При рассмотрении участи, выпадающей в истории на долю добродетели, нравственности и религиозности, мы видим, что добрым и благочести­вым часто, или даже в большинстве случаев, приходится плохо, а злые и дурные, на­оборот, благоденствуют. Но, когда жалуются на это, под благоденствием часто разумеют весьма различные вещи, в их числе богатство, почести и т.п. На поверку оказывается, что за этим недовольством стоит элементарная за­висть. И такое мироотношение весьма опасно.

Лицам, предъявляю­щим эти претензии, легко не только стать недоволь­ными состояни­ем мира, но и восстать про­тив него. Восстать, разрушить до основания. И на обломках построить казарму.

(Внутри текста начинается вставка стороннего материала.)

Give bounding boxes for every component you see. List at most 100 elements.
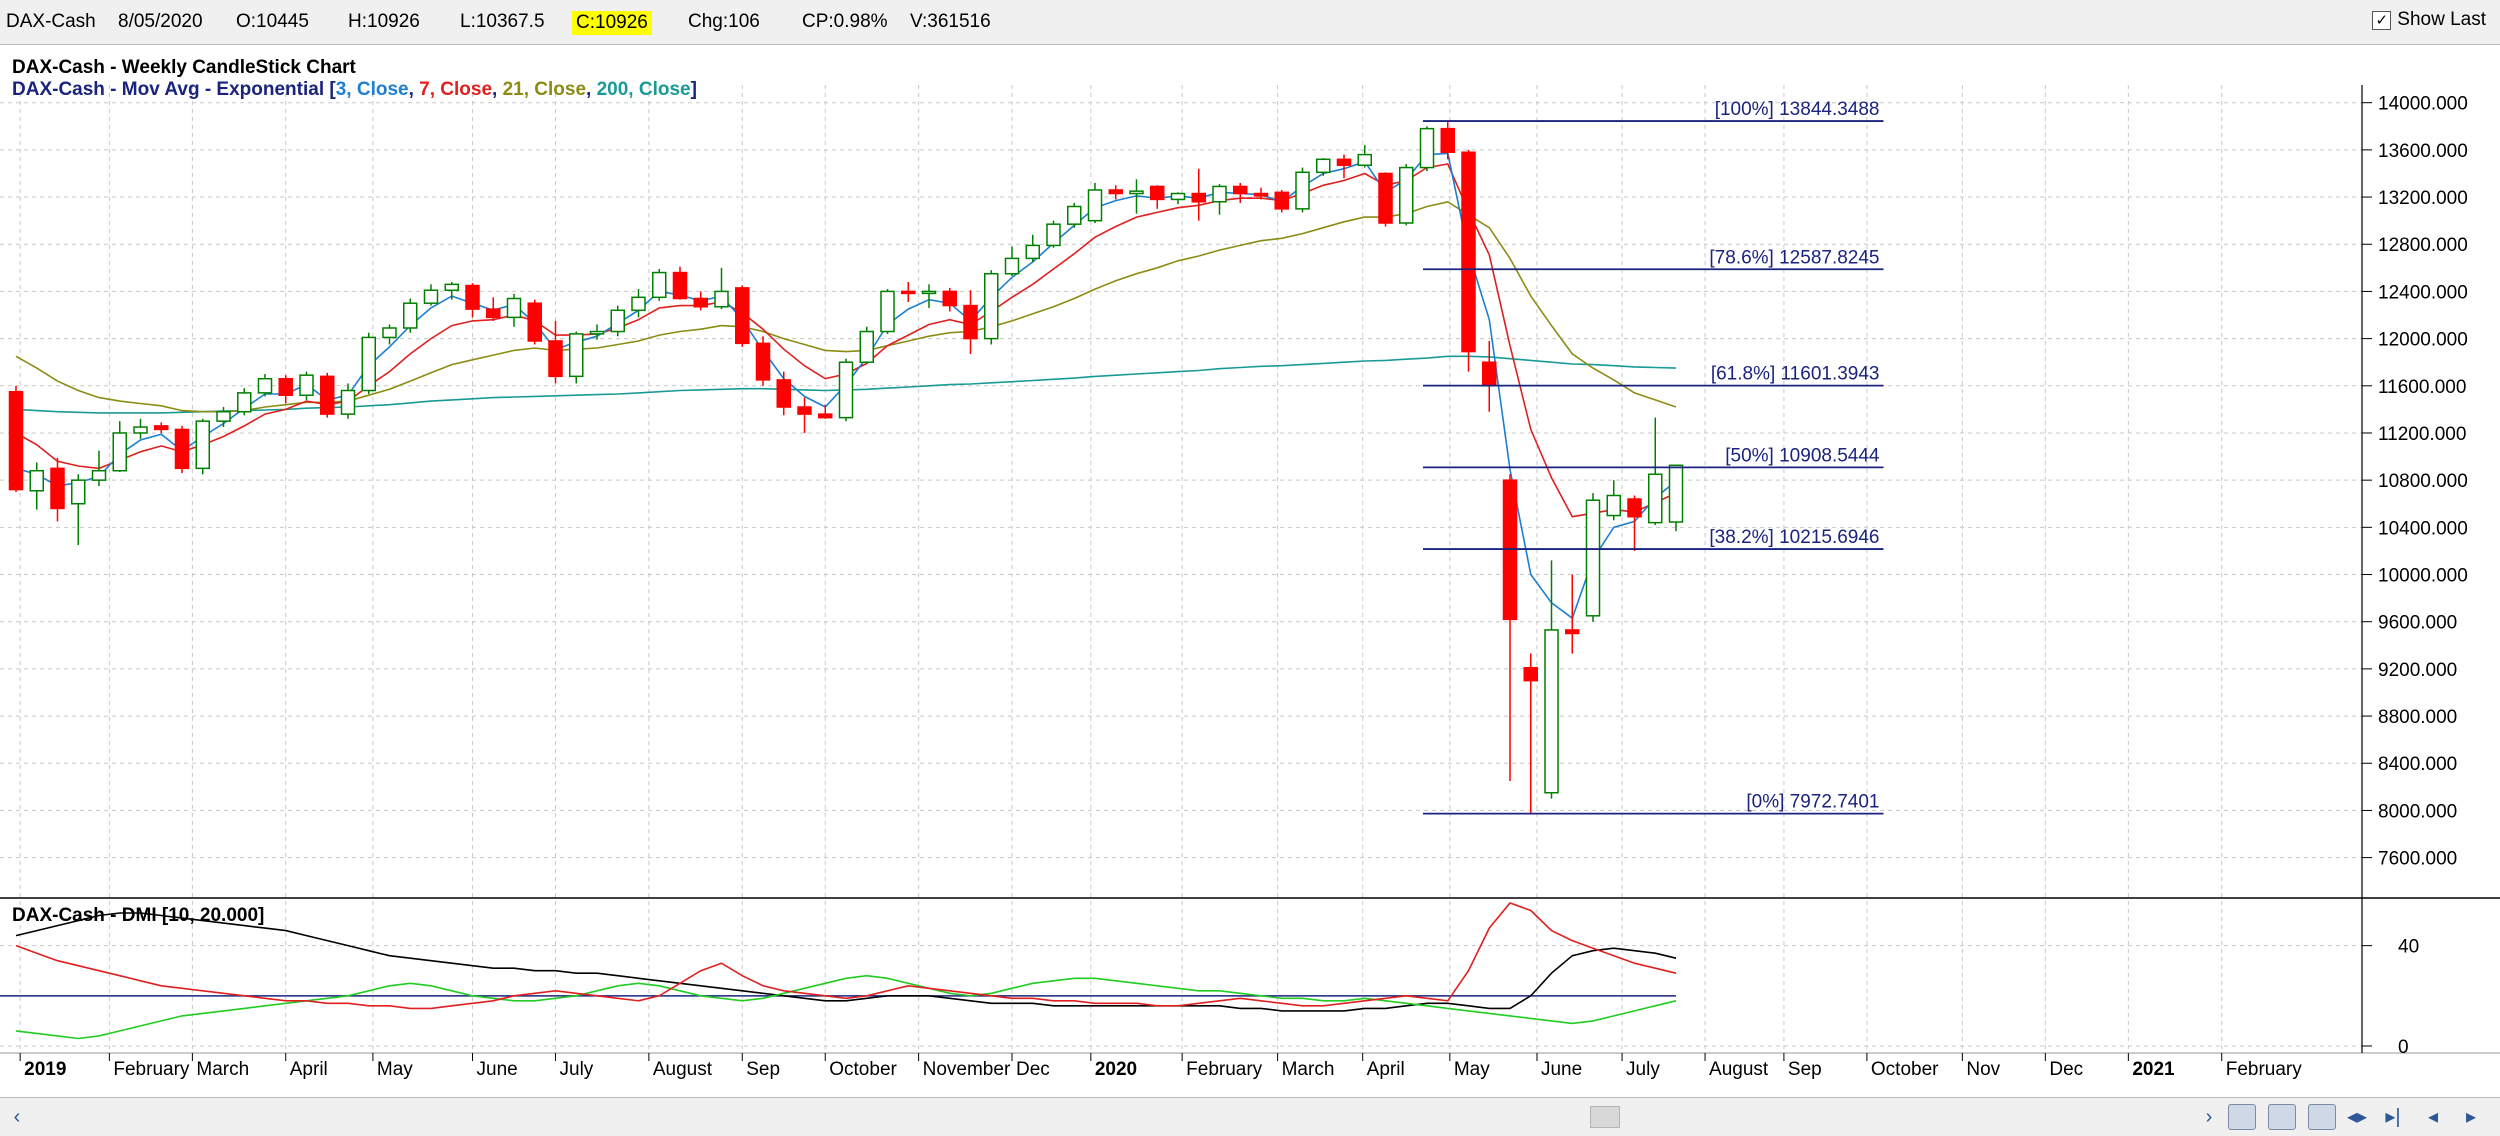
- time-grid: [19, 85, 2223, 1053]
- price-tick-label: 9600.000: [2378, 613, 2457, 634]
- candle-up: [71, 479, 86, 505]
- candle-up: [195, 420, 210, 470]
- time-tick-label: June: [1541, 1059, 1582, 1080]
- chart-tool-3-icon[interactable]: [2308, 1104, 2336, 1130]
- time-tick-label: 2020: [1095, 1059, 1137, 1080]
- candle-up: [112, 432, 127, 472]
- candle-down: [901, 290, 916, 295]
- ema-legend-item: 200, Close: [597, 79, 691, 100]
- candle-up: [1606, 494, 1621, 517]
- candle-up: [403, 302, 418, 329]
- candle-up: [610, 309, 625, 333]
- candle-up: [91, 469, 107, 481]
- price-axis: 7600.000 8000.000 8400.000 8800.000 9200.000…: [2362, 94, 2468, 870]
- candle-up: [340, 389, 356, 415]
- candle-up: [216, 410, 231, 422]
- scroll-left-icon[interactable]: ‹: [13, 1106, 21, 1128]
- candle-up: [257, 377, 273, 394]
- candle-down: [1150, 185, 1165, 201]
- price-tick-label: 14000.000: [2378, 94, 2468, 115]
- candle-up: [1087, 189, 1103, 222]
- candle-up: [1585, 499, 1601, 617]
- candle-up: [1025, 244, 1040, 260]
- candle-up: [1067, 205, 1082, 225]
- time-tick-label: August: [1709, 1059, 1769, 1080]
- time-tick-label: August: [653, 1059, 713, 1080]
- price-tick-label: 8000.000: [2378, 801, 2457, 822]
- candle-down: [278, 377, 293, 396]
- candle-down: [672, 271, 688, 300]
- expand-icon[interactable]: ◂▸: [2346, 1106, 2368, 1128]
- price-tick-label: 11200.000: [2378, 424, 2466, 445]
- ema-legend-item: 7, Close: [419, 79, 492, 100]
- ema-legend-separator: ,: [409, 79, 420, 100]
- candle-up: [1668, 464, 1684, 523]
- price-tick-label: 13200.000: [2378, 188, 2468, 209]
- fib-level-label: [50%] 10908.5444: [1725, 445, 1880, 466]
- candle-down: [1482, 361, 1497, 387]
- candle-up: [1316, 158, 1331, 174]
- price-chart-title: DAX-Cash - Weekly CandleStick Chart: [12, 57, 357, 78]
- candle-up: [1648, 473, 1663, 524]
- chart-area[interactable]: 7600.000 8000.000 8400.000 8800.000 9200.000…: [0, 45, 2500, 1097]
- candle-up: [1046, 223, 1061, 247]
- time-tick-label: June: [477, 1059, 518, 1080]
- candle-up: [1170, 192, 1186, 201]
- scrollbar-thumb[interactable]: [1590, 1106, 1620, 1128]
- chart-navigation-bar: ‹ › ◂▸ ▸| ◂ ▸: [0, 1097, 2500, 1136]
- candle-down: [818, 413, 833, 419]
- step-forward-icon[interactable]: ▸: [2465, 1106, 2477, 1128]
- price-tick-label: 12400.000: [2378, 282, 2468, 303]
- candle-up: [299, 374, 314, 396]
- time-tick-label: February: [113, 1059, 190, 1080]
- show-last-checkbox[interactable]: ✓: [2372, 10, 2392, 30]
- price-tick-label: 10000.000: [2378, 566, 2468, 587]
- step-back-icon[interactable]: ◂: [2427, 1106, 2439, 1128]
- candle-down: [693, 297, 708, 308]
- fibonacci-retracement[interactable]: [100%] 13844.3488 [78.6%] 12587.8245 [61.8…: [1423, 99, 1884, 815]
- symbol-label: DAX-Cash: [6, 11, 96, 32]
- time-tick-label: 2021: [2132, 1059, 2175, 1080]
- candle-up: [1004, 257, 1020, 275]
- candle-down: [174, 428, 190, 470]
- candle-down: [1253, 192, 1269, 197]
- candle-up: [880, 290, 895, 333]
- candle-down: [154, 425, 169, 431]
- dmi-series: [0, 902, 1677, 1040]
- candle-up: [1419, 127, 1435, 169]
- chart-tool-1-icon[interactable]: [2228, 1104, 2256, 1130]
- ema-legend-item: 3, Close: [336, 79, 409, 100]
- time-tick-label: February: [1186, 1059, 1263, 1080]
- candle-down: [465, 284, 480, 310]
- candle-down: [1565, 629, 1580, 635]
- time-tick-label: Sep: [746, 1059, 780, 1080]
- time-tick-label: October: [829, 1059, 897, 1080]
- price-tick-label: 9200.000: [2378, 660, 2457, 681]
- candle-down: [1233, 185, 1248, 195]
- candle-up: [921, 290, 937, 295]
- time-tick-label: May: [377, 1059, 413, 1080]
- time-tick-label: Sep: [1788, 1059, 1822, 1080]
- candle-up: [569, 333, 584, 378]
- change-percent-value: CP:0.98%: [802, 11, 888, 32]
- chart-tool-2-icon[interactable]: [2268, 1104, 2296, 1130]
- ema-legend-separator: ,: [586, 79, 597, 100]
- show-last-toggle[interactable]: ✓ Show Last: [2372, 9, 2486, 31]
- low-value: L:10367.5: [460, 11, 545, 32]
- dmi-tick-label: 40: [2398, 937, 2419, 958]
- price-tick-label: 8400.000: [2378, 754, 2457, 775]
- time-tick-label: October: [1871, 1059, 1939, 1080]
- scroll-right-icon[interactable]: ›: [2205, 1106, 2213, 1128]
- time-tick-label: Dec: [1016, 1059, 1050, 1080]
- candle-up: [361, 336, 376, 392]
- candle-up: [133, 426, 148, 434]
- volume-value: V:361516: [910, 11, 991, 32]
- candle-down: [320, 375, 335, 415]
- time-tick-label: April: [290, 1059, 328, 1080]
- jump-end-icon[interactable]: ▸|: [2385, 1106, 2401, 1128]
- fib-level-label: [100%] 13844.3488: [1715, 99, 1880, 120]
- candle-down: [548, 340, 563, 378]
- candle-up: [1295, 171, 1310, 210]
- candle-down: [755, 342, 771, 381]
- ema-legend-separator: ,: [492, 79, 503, 100]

Легче обращать внимание на недостатки в индивидуумах, в государствах, в управлении миром, чем на их истинное содержа­ние. Ведь лица, выражаю­щие уничтожающее порицание, относят­ся к делу свысока и с важным ви­дом, не вникнув в него, т.е. не поняв его самого, его положительных сторон. Философия истории должна, в противоположность одностороннему под­ходу, рассеять иллюзию, будто мир есть безумный, нелепый процесс.

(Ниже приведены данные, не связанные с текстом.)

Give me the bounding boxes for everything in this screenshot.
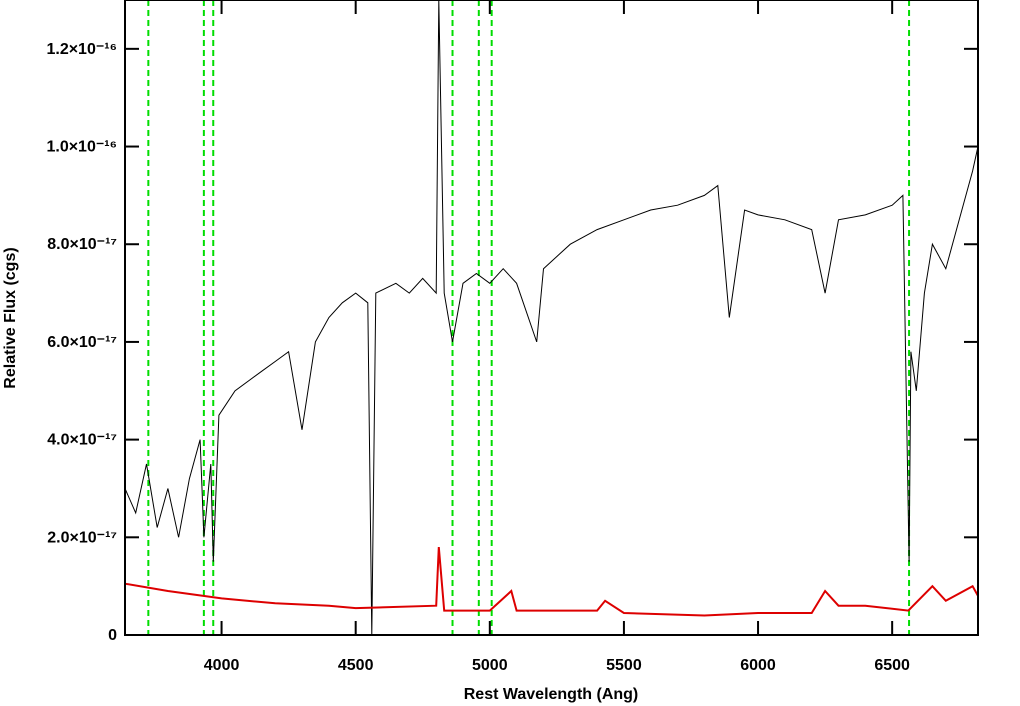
y-tick-label: 0 bbox=[108, 627, 117, 644]
spectrum-line bbox=[124, 0, 979, 636]
x-tick-label: 5000 bbox=[472, 657, 508, 674]
x-tick-label: 4000 bbox=[204, 657, 240, 674]
x-axis-label: Rest Wavelength (Ang) bbox=[464, 686, 639, 703]
y-tick-label: 4.0×10⁻¹⁷ bbox=[47, 432, 117, 449]
spectrum-line bbox=[124, 547, 979, 617]
y-tick-label: 1.0×10⁻¹⁶ bbox=[46, 139, 117, 156]
y-axis-label: Relative Flux (cgs) bbox=[2, 247, 19, 388]
y-tick-label: 2.0×10⁻¹⁷ bbox=[47, 529, 117, 546]
x-tick-label: 4500 bbox=[338, 657, 374, 674]
plot-frame bbox=[124, 0, 979, 636]
y-tick-label: 1.2×10⁻¹⁶ bbox=[46, 41, 117, 58]
x-tick-label: 6500 bbox=[874, 657, 910, 674]
y-tick-label: 8.0×10⁻¹⁷ bbox=[47, 236, 117, 253]
y-tick-label: 6.0×10⁻¹⁷ bbox=[47, 334, 117, 351]
x-tick-label: 6000 bbox=[740, 657, 776, 674]
x-tick-label: 5500 bbox=[606, 657, 642, 674]
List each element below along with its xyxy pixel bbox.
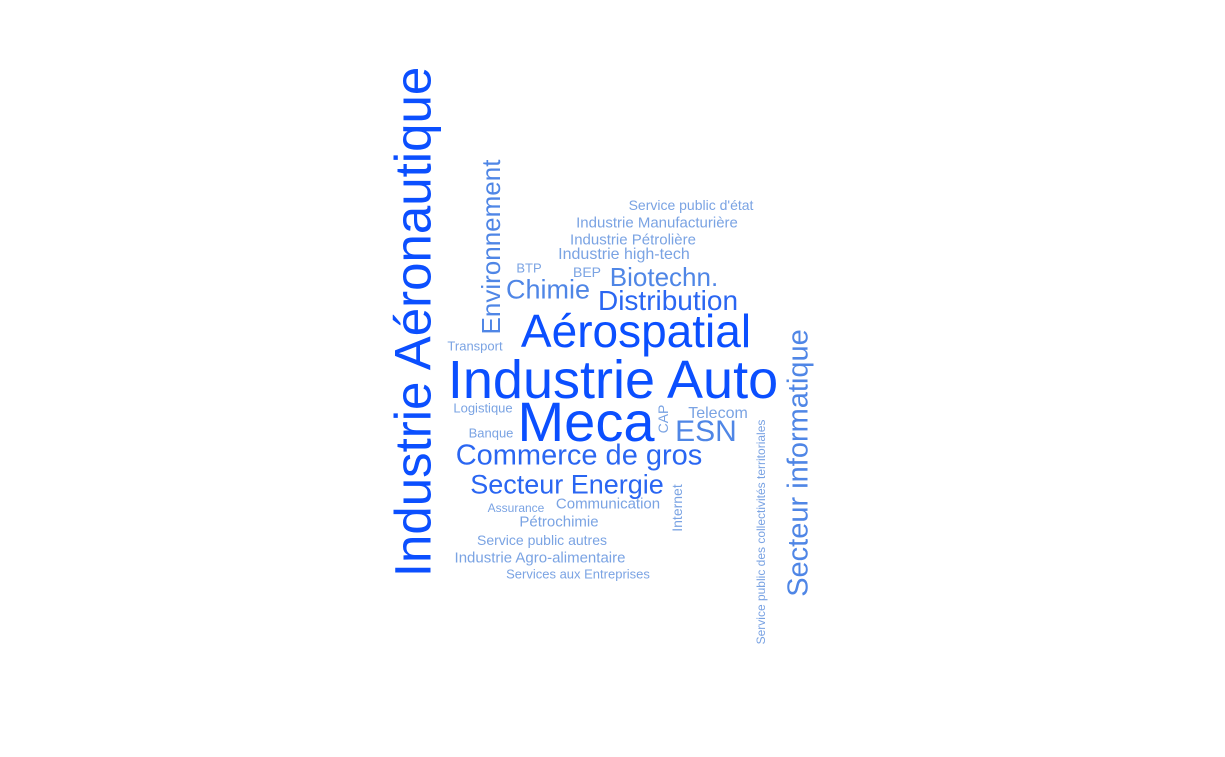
word-logistique: Logistique: [453, 402, 512, 415]
word-btp: BTP: [516, 262, 541, 275]
word-communication: Communication: [556, 497, 660, 512]
word-industrie-high-tech: Industrie high-tech: [558, 247, 690, 263]
word-transport: Transport: [447, 340, 502, 353]
word-industrie-manufacturiere: Industrie Manufacturière: [576, 216, 738, 231]
word-cap: CAP: [656, 405, 670, 434]
word-telecom: Telecom: [688, 406, 748, 422]
word-secteur-informatique: Secteur informatique: [785, 329, 814, 597]
word-assurance: Assurance: [488, 502, 545, 514]
word-industrie-petroliere: Industrie Pétrolière: [570, 233, 696, 248]
word-commerce-de-gros: Commerce de gros: [456, 442, 703, 471]
word-banque: Banque: [469, 427, 514, 440]
word-industrie-agro-alimentaire: Industrie Agro-alimentaire: [455, 551, 626, 566]
word-secteur-energie: Secteur Energie: [470, 472, 664, 499]
word-petrochimie: Pétrochimie: [519, 515, 598, 530]
word-internet: Internet: [670, 484, 684, 531]
word-service-public-autres: Service public autres: [477, 533, 607, 547]
word-environnement: Environnement: [478, 160, 504, 335]
word-chimie: Chimie: [506, 277, 590, 304]
word-biotechn: Biotechn.: [610, 264, 718, 290]
word-service-public-etat: Service public d'état: [629, 198, 754, 212]
word-services-aux-entreprises: Services aux Entreprises: [506, 568, 650, 581]
word-industrie-aeronautique: Industrie Aéronautique: [388, 67, 439, 577]
word-bep: BEP: [573, 265, 601, 279]
word-service-public-collectivites: Service public des collectivités territo…: [755, 420, 767, 645]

Изменения, которые совершаются в исто­рии, давно уже были поняты в том смысле, что в них вместе с тем заключается переход к лучшему, к более со­вершенному. Доброе и истинное не исчезают бесследно.

При всем бесконечном многообразии изменений, совершающихся в при­роде, в них обнаруживается лишь круговра­щение, которое вечно повторя­ется. В природе ничто не ново под луной. Лишь в изменениях, совершаю­щихся в духовной сфере, появляется новое.

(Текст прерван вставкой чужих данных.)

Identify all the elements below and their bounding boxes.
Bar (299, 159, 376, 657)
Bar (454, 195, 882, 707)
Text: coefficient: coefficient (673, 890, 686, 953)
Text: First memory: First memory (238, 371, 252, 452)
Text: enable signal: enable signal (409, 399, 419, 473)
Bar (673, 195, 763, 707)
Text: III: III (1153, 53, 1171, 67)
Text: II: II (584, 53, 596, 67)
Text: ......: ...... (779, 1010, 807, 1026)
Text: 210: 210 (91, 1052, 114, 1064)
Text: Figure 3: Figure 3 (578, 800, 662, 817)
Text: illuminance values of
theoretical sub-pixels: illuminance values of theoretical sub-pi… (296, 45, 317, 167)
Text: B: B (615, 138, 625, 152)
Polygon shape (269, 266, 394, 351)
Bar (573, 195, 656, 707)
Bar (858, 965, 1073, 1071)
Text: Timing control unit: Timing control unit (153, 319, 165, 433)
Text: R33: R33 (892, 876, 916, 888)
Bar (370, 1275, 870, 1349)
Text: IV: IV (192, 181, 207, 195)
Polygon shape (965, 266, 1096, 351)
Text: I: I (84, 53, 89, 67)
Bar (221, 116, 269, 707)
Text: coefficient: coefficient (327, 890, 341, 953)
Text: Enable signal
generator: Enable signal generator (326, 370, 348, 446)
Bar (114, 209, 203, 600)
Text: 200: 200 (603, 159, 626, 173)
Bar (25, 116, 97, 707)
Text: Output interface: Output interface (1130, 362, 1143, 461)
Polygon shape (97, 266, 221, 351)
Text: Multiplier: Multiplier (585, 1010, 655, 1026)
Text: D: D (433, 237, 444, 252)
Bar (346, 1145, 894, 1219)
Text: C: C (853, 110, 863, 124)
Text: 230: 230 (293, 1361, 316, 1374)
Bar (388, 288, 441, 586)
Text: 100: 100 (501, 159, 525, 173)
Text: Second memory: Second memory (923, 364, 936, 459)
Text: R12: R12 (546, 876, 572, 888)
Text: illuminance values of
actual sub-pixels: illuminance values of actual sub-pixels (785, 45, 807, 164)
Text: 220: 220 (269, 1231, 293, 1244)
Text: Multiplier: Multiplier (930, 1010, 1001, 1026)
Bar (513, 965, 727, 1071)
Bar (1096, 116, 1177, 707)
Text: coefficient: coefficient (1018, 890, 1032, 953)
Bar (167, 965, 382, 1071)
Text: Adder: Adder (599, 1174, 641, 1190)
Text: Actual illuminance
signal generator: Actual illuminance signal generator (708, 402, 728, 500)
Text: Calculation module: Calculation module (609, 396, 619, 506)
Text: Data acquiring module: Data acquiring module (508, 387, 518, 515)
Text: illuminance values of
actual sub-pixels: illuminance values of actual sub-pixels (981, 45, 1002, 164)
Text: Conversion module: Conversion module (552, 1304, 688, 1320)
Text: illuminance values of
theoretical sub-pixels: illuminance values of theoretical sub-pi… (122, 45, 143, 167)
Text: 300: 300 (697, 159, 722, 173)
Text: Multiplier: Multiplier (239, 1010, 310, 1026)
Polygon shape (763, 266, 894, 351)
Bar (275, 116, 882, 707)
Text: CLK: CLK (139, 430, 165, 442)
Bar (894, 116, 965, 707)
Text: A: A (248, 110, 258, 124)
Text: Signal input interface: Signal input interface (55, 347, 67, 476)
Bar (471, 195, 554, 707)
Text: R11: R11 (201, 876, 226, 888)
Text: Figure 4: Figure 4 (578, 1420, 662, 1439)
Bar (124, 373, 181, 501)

Это явление, совершающееся в духовной сфере, позволяет обнаружить в человеке дей­ствительную способность к изменению, и притом к лучшему — стремлению к совершенство­ванию. Оно совершается при посредстве созна­ния и воли. Дух сам противопоставляет себя самому себе. Ему приходит­ся преодолевать себя как истинное препят­ствие самому себе.

Во всемирной истории есть несколько больших периодов, которые про­шли таким образом, что развитие, по-видимому, не подвигалось вперед, а, напротив того, все огромные культурные приобретения уничтожались. По­сле этого, к несчастью, приходи­лось начинать опять сызнова, чтобы с по­мощью хотя бы сохранившихся остатков вышеупомянутых сокровищ, це­ною новой громадной затраты сил и времени вновь достигнуть такого уровня культуры, который уже давно был достигнут.

Но есть и периоды развития, результаты которых продолжают существо­вать как богатые памятники всес­торонней культуры и системы, построенные из особого рода эле­ментов.

Поскольку то, что отложилось и уцелело от культурного запаса истории, вошло в состав нашего существования, а через нас перейдет и тем, кто нас сменит, постольку воспитывать надобно так, чтобы люди не разбазаривали полученное наследство и не пренебрегали бы им, а приумножали его. На­добно научить людей умной бережливости в отношении к культуре и спосо­бам сохранять и совершенствовать лучшее в ней.

VI

Судьбы мира — в руках воспитателя, а не политика или полководца. По­литик и полководец суть продукты воспитания вообще, и способности к сознательному творчеству — в особенности, воспитания, включающего в себя самовоспитание.

Чем лучше осознал отдельный человек конечную цель мировой истории, законы ее движения, опасности на многотрудном пути к цели и чем глубже запечатлелось это сознание в культуре данного народа, тем этот человек и этот народ будут ответственнее относиться к воспитанию.

Границу свободе исторического творчества людей ставит их способность осознавать свободу, правильно понимать ее внутреннюю связь с необходи­мостью — необходимостью внутренних духовных процессов по осознанию самой себя. Чтобы научить людей понимать, ценить свободу и правильно пользоваться (не злоупотреблять) ею, необходимо направлять их внимание на содержащийся во всех их частных целях и стремлениях живой и всеоб­щий элемент свободы. Надобно учить умению и терпению подчинять свой произвол законам мира — природы и истории. Искусство рефлективно от­слеживать и осознавать не только ближайшие, но и отдаленные последствия собственных действий в масштабах от сугубо местных до вселенских, есть важнейшая цель воспитания.